I'm wondering about the following:
Let $f:D \mapsto D$ be a continuous real-valued bijection from the open unit disc $\{(x,y): x^2 + y^2 <1\}$ to itself. Does f necessarily have a fixed point?
I am aware that without the bijective property, it is not necessarily true - indeed, I have constructed a counterexample without any trouble. However, I suspect with bijectivity it may be the case. I'm aware of the Brouwer Fixed Point Theorem and I imagine these two are intricately linked. However, i'm not certain where the bijectivity comes in - I believe we can argue something along the lines f now necessarily maps boundary to boundary - something about how if $x^2+y^2 \to 1$, $\|f(x,y)\| \to 1$ maybe. However, how does this help? Even if we could definitely define a limit to f(x,y) along the whole boundary and apply Brouwer, we can't guarantee the fixed points aren't all on the boundary anyway.

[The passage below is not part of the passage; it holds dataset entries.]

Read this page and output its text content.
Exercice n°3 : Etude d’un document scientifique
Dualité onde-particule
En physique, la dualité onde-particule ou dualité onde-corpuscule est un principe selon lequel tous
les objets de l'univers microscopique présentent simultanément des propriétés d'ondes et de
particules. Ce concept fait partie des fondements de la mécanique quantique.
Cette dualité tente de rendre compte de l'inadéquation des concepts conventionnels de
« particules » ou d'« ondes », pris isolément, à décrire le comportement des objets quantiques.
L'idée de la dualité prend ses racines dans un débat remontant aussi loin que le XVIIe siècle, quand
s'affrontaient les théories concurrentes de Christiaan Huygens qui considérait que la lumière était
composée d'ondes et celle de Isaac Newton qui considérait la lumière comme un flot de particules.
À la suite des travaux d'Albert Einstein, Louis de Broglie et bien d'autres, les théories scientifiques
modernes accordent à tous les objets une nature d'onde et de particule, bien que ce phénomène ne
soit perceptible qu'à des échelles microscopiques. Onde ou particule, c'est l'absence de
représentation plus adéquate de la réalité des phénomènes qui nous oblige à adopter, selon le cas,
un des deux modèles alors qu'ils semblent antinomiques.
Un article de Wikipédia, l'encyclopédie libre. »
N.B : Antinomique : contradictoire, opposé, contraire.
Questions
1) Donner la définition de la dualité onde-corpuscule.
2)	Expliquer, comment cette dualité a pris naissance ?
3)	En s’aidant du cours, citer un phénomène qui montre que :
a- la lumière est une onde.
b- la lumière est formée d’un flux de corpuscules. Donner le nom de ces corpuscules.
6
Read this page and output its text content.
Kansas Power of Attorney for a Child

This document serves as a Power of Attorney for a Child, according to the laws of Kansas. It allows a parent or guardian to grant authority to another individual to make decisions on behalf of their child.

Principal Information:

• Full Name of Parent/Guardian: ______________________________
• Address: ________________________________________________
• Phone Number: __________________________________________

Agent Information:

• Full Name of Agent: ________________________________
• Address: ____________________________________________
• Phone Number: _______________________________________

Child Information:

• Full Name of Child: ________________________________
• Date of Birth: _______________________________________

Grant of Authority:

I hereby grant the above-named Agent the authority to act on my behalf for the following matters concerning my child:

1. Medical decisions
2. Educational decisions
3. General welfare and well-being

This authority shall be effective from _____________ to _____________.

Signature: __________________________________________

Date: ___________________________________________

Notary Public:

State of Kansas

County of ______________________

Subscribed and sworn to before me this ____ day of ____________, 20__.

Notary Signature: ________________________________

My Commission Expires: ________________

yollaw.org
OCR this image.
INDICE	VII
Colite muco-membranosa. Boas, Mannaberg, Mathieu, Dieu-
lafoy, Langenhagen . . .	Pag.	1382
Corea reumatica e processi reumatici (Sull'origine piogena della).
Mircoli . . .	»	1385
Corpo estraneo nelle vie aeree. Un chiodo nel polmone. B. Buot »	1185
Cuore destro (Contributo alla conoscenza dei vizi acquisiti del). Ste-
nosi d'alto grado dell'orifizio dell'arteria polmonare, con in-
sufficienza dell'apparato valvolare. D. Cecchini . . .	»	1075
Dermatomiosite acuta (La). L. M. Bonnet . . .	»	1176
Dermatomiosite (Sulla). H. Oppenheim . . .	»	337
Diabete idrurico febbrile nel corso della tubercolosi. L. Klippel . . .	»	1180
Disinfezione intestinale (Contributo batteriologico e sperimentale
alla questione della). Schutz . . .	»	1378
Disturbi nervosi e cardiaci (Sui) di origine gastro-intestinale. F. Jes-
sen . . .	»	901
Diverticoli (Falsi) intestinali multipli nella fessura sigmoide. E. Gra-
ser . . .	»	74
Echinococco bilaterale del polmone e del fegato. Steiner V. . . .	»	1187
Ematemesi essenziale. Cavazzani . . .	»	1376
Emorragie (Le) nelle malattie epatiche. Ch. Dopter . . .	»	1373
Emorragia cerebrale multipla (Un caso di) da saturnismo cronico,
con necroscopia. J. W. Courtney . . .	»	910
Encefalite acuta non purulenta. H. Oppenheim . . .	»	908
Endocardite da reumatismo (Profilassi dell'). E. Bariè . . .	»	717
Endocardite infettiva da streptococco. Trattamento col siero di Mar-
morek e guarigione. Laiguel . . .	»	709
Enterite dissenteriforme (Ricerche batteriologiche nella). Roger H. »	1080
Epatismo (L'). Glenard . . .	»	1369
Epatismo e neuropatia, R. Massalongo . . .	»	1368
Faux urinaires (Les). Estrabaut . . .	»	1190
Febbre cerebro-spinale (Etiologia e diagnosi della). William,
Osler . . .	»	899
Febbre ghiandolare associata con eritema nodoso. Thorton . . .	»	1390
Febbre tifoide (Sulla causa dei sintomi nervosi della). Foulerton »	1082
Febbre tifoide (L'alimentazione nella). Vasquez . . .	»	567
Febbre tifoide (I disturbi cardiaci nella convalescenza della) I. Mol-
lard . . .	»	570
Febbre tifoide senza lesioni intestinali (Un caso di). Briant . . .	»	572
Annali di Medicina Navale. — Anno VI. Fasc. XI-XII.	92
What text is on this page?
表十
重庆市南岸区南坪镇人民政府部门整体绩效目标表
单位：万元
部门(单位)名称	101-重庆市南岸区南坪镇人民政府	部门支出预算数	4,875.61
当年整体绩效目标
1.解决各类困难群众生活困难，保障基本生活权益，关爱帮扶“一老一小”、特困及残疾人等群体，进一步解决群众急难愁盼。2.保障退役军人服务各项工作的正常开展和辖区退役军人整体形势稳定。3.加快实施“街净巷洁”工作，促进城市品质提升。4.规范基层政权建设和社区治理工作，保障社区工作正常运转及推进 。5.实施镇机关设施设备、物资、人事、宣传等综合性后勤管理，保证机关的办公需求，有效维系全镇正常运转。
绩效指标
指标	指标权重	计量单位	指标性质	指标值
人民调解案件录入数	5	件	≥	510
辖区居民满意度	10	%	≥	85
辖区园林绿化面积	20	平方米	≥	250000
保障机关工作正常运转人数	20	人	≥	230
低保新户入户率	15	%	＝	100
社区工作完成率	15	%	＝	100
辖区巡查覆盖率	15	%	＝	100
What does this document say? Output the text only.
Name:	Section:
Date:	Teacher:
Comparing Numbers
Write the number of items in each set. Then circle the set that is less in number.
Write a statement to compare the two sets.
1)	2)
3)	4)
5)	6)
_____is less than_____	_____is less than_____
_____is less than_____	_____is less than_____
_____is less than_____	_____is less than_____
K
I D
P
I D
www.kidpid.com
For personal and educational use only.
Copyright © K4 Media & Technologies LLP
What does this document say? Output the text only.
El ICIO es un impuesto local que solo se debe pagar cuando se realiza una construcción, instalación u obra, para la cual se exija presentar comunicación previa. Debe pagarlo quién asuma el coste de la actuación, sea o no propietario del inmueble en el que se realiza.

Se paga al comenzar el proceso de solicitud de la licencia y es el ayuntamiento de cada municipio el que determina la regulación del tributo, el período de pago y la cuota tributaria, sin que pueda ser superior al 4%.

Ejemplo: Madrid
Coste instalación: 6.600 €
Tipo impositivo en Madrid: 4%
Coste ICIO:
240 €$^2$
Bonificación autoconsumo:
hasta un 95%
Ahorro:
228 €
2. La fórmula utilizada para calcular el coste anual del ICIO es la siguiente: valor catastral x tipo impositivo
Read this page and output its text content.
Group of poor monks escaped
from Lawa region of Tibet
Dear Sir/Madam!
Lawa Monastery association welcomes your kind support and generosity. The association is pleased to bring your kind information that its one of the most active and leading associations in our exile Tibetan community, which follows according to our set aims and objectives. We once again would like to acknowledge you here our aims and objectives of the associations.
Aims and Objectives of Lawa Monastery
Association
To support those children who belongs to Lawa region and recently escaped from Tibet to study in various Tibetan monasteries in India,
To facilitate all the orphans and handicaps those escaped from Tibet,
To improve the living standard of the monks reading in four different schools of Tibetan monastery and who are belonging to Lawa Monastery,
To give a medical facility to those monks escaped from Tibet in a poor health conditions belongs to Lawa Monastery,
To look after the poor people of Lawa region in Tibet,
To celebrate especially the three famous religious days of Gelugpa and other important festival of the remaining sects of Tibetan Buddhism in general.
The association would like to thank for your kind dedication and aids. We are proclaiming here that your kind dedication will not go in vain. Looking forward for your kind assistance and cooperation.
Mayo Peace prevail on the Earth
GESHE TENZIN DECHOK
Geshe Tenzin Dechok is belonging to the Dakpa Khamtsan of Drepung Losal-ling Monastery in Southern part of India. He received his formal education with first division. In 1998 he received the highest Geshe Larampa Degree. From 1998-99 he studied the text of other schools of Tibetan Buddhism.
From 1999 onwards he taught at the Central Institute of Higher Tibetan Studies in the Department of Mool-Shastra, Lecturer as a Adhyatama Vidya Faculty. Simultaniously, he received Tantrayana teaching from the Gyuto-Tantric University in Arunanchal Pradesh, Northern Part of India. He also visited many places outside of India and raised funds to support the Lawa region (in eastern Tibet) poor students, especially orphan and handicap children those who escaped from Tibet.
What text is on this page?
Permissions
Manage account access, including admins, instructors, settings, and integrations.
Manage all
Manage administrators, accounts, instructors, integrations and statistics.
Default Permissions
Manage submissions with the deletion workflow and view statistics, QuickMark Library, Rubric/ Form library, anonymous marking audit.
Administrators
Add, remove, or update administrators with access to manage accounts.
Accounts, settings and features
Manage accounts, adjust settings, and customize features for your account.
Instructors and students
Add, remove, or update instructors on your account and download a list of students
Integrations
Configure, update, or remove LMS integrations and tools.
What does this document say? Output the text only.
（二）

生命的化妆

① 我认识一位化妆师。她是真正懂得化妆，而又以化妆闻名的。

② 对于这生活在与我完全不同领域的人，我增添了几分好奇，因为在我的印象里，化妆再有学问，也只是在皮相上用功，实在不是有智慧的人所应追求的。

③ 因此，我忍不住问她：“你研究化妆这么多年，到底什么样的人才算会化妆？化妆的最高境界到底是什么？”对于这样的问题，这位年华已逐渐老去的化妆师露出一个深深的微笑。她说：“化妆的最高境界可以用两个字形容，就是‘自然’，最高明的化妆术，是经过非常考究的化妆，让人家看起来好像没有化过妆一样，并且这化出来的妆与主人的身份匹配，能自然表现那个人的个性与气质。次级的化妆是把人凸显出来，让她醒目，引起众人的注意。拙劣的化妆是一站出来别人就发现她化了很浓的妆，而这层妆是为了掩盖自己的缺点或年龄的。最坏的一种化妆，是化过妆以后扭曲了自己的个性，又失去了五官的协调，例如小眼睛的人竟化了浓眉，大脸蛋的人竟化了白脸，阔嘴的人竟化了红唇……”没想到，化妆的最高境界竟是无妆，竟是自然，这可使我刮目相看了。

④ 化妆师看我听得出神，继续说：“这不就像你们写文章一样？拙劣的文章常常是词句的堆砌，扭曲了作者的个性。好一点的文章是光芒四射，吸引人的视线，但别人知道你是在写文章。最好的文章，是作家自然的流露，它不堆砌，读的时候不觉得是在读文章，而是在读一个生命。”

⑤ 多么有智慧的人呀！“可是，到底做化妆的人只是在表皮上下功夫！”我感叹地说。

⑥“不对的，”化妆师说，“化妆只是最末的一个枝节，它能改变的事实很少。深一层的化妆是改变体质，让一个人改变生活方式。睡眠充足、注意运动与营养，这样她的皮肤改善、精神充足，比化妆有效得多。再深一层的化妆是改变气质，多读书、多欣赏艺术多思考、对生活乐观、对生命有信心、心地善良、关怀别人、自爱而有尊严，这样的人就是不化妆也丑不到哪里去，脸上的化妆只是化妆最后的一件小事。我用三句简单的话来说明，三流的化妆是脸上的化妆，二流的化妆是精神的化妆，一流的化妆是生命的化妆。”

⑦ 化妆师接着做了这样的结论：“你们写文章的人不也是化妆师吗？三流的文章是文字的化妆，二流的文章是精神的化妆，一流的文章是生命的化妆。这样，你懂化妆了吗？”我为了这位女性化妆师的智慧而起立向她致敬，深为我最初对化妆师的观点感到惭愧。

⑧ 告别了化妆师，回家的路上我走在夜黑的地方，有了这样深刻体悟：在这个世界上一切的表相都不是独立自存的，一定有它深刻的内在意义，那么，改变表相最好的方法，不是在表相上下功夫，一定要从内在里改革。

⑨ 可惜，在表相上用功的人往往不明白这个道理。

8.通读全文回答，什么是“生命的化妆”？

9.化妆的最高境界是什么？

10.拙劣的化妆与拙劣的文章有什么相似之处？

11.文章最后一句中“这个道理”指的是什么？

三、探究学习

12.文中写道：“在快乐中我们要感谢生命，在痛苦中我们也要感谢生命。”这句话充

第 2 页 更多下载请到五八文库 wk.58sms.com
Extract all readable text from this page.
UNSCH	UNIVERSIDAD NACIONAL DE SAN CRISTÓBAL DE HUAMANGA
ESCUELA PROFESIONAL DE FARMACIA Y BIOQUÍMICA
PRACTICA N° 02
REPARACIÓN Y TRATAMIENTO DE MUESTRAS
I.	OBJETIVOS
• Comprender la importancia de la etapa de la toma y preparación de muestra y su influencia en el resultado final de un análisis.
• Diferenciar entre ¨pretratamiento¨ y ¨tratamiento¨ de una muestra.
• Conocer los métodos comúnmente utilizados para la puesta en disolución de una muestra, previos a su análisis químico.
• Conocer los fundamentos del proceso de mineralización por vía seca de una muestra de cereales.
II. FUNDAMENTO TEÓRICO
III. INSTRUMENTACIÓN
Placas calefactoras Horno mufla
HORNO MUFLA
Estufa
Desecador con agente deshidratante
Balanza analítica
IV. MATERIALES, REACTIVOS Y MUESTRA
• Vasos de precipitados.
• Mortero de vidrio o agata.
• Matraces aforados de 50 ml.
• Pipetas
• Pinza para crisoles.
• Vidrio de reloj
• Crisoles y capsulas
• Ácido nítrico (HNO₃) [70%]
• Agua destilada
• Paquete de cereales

Conversely however, I still can't construct a counterexample. Could anyone help me finish this off please? Thanks!
Let $D$ be open disk with center $0$ of radius $1$ in complex plane. Consider holomorphic automorphism of $D$ given by formula $z \mapsto \frac{z+a}{1+\bar a z}$ with $a\in D$. Does it have fixed point if $a\neq 0$ ? [You must solve $z=\frac{z+a}{1+\bar a z}$]
You can also biholomorphically send $D$ to right half plane $H$ of $\mathbb C$ by $z \mapsto \frac{1+z}{1-z}$ and then apply Chris Eagle comment to $H$.